If you tell me you read my articles, I’ll do anything you say.
As I left a meeting in 2016, a charming lady stopped me to say: “I never miss reading your fitness articles. There’s a free lecture you must hear: The Brain and Exercise.”
So I showed up at a University of California Irvine lecture series with Dr. Laura Baker of the Wake Forest School of Medicine, speaking on Exercise for the Brain: Is It Worth the Sweat?
When Dr. Carl Cotman — founder of the university’s Institute for Memory Impairments and Neurological Disorders (MIND) — introduced Dr. Baker, he almost gave away the answer, but not quite.
At risk for Alzheimer’s
First, Cotman told us that the U.S. Centers for Disease Control and Prevention recommends 150 minutes of exercise weekly, but, unfortunately, people age 20 to 29 get less than 30 minutes, and those in their 80s get a paltry 15.
“Sitting is the new smoking,” he said, describing a 50-year decline in Americans’ active lifestyle.
“Exercise lowers risk for heart disease, cholesterol, type 2 diabetes, improves blood flow, mood and reduces stress,” Cotman said.
But Baker’s study demonstrated even more than those oft-listed physiological benefits. To show the “brain benefit,” she assembled 71 sedentary adults, age 55 to 89, who had been diagnosed with mild cognitive impairment (MCI.)
MCI is described as memory problems greater than normal age-related failure to recall.
Although not all people diagnosed with MCI progress to Alzheimer’s, the progress is tragic for those who do, including a loss of brain cells and severe shrinkage of the brain, marred by the characteristic plaques and tangles of Alzheimer’s.
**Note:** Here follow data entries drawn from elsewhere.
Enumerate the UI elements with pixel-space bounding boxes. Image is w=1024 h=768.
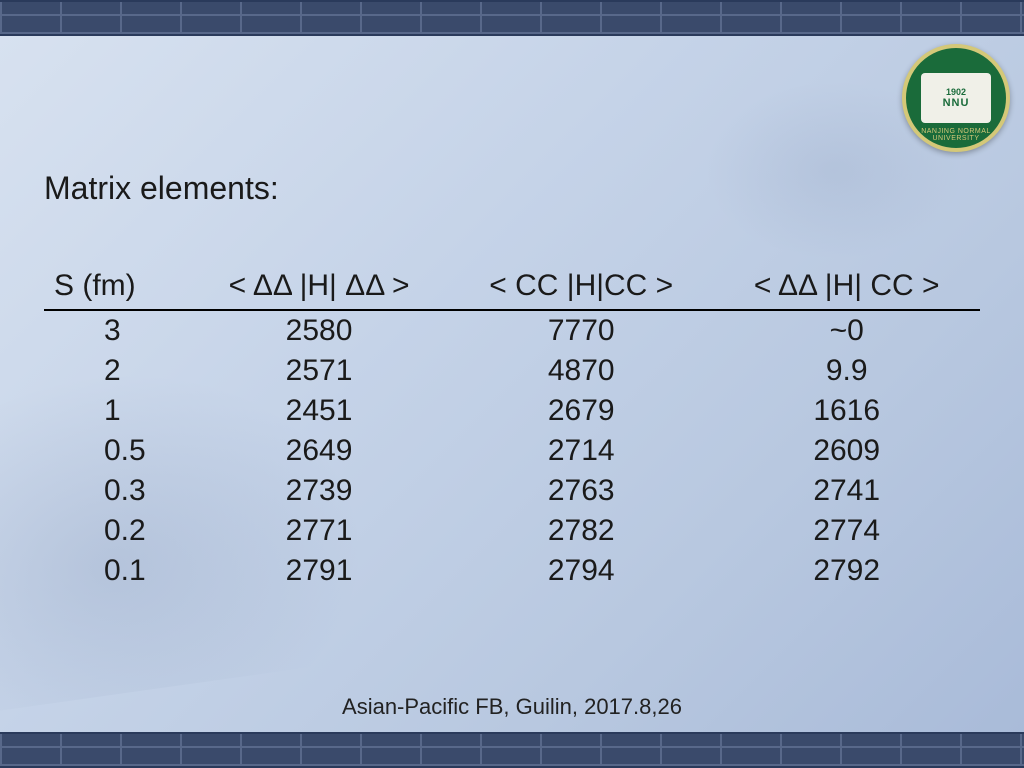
table-row: 0.2277127822774 — [44, 511, 980, 551]
logo-inner: 1902 NNU — [921, 73, 991, 123]
table-cell: ~0 — [713, 310, 980, 351]
col-header-s: S (fm) — [44, 265, 189, 310]
table-cell: 2571 — [189, 351, 449, 391]
table-body: 325807770~02257148709.912451267916160.52… — [44, 310, 980, 591]
table-cell: 3 — [44, 310, 189, 351]
logo-year: 1902 — [946, 87, 966, 97]
logo-abbrev: NNU — [943, 97, 970, 109]
table-row: 0.1279127942792 — [44, 551, 980, 591]
table-cell: 2649 — [189, 431, 449, 471]
table-cell: 0.2 — [44, 511, 189, 551]
table-cell: 2741 — [713, 471, 980, 511]
table-cell: 2 — [44, 351, 189, 391]
table-cell: 9.9 — [713, 351, 980, 391]
table-cell: 2771 — [189, 511, 449, 551]
table-cell: 0.5 — [44, 431, 189, 471]
table-cell: 2580 — [189, 310, 449, 351]
table-row: 0.3273927632741 — [44, 471, 980, 511]
table-cell: 4870 — [449, 351, 713, 391]
table-cell: 2774 — [713, 511, 980, 551]
matrix-elements-table: S (fm) < ΔΔ |H| ΔΔ > < CC |H|CC > < ΔΔ |… — [44, 265, 980, 591]
table-cell: 0.3 — [44, 471, 189, 511]
table-cell: 1 — [44, 391, 189, 431]
table-cell: 2763 — [449, 471, 713, 511]
table-cell: 0.1 — [44, 551, 189, 591]
table-cell: 2739 — [189, 471, 449, 511]
col-header-ddcc: < ΔΔ |H| CC > — [713, 265, 980, 310]
border-bottom — [0, 732, 1024, 768]
table-cell: 2791 — [189, 551, 449, 591]
table-cell: 7770 — [449, 310, 713, 351]
university-logo: 1902 NNU NANJING NORMAL UNIVERSITY — [902, 44, 1010, 152]
slide: 1902 NNU NANJING NORMAL UNIVERSITY Matri… — [0, 0, 1024, 768]
table-row: 325807770~0 — [44, 310, 980, 351]
table-row: 2257148709.9 — [44, 351, 980, 391]
border-top — [0, 0, 1024, 36]
table-cell: 2782 — [449, 511, 713, 551]
table-cell: 2451 — [189, 391, 449, 431]
slide-title: Matrix elements: — [44, 170, 980, 207]
table-cell: 2679 — [449, 391, 713, 431]
slide-footer: Asian-Pacific FB, Guilin, 2017.8,26 — [0, 694, 1024, 720]
logo-ring-text: NANJING NORMAL UNIVERSITY — [906, 128, 1006, 142]
table-row: 1245126791616 — [44, 391, 980, 431]
table-cell: 2794 — [449, 551, 713, 591]
table-header-row: S (fm) < ΔΔ |H| ΔΔ > < CC |H|CC > < ΔΔ |… — [44, 265, 980, 310]
table-cell: 2609 — [713, 431, 980, 471]
table-cell: 2792 — [713, 551, 980, 591]
table-cell: 1616 — [713, 391, 980, 431]
content-area: Matrix elements: S (fm) < ΔΔ |H| ΔΔ > < … — [44, 170, 980, 591]
table-row: 0.5264927142609 — [44, 431, 980, 471]
col-header-cc: < CC |H|CC > — [449, 265, 713, 310]
col-header-dd: < ΔΔ |H| ΔΔ > — [189, 265, 449, 310]
table-cell: 2714 — [449, 431, 713, 471]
And, with those losses, comes a greatly diminished ability to care for oneself.
“Not a single drug is effective in stopping or slowing the progressive nature of the disease,” Baker said.
Aerobic activity vs. stretching
But guess what?
Baker’s study found something that is effective. Her study divided a carefully matched group, all of whom had high likelihood of progressing to Alzheimer’s, into two subgroups.
Both exercised 45 to 60 minutes four times a week for six months.
One group received classes in stretching. The other had aerobic training with a personal trainer at a gym.
The aerobic group exercised at 70 to 80 percent of maximum heart rate while the stretching group exercised below
35 percent.
Baker described the results at the end of six months. Participants had spinal taps analyzing their cerebrospinal fluid, indicating the presence of a protein marker for the tangles associated with Alzheimer’s. The protein decreased with aerobic exercise, showing a decline in the tangles.
“No study with medication has been able to decrease the protein marker associated with Alzheimer’s,” Baker said.
In the aerobic exercise group, scans revealed brain volume increases rather than expected further brain shrinkage. The parietal lobe, frontal lobe and hippocampus increased in size, together with “key areas that connect these three.”
Gains in brain weight affect “executive function,” which includes the ability to plan, initiate, multitask and focus.
Participants in the stretching group probably benefited in flexibility and balance, but tangles in their brains increased, brain weight decreased and their dementia progressed.
In the aerobic exercise group, the gains may have been caused by the increased blood flow — to the brain’s memory and processing centers — that accompanies high-intensity activity.
The best prescription
The incidence of Alzheimer’s doubles every five years after 65, so that — after age 85 — about half of us will have Alzheimer’s.
None of us wants to be counted in that number. What we want in our senior years is independence and the continued ability to care for ourselves, all while maintaining as much of the cognitive essence of our personalities as possible.
If a pill would accomplish reversal of dementia’s progress, people would take it.
But we do not have a pill.
Baker prescribes a timed dose of vigorous activity. She has research to show it works. She has evidence that 45 to 60 minutes of aerobic exercise at 70 to 80 percent of maximum heart beat seems to reverse the progressive nature of dementia.
I suspect you agree that in order to hold off the progress of Alzheimer’s, exercise is definitely worth the sweat.
Carrie Luger Slayback is an award-winning, retired teacher and current marathon runner who lives in California.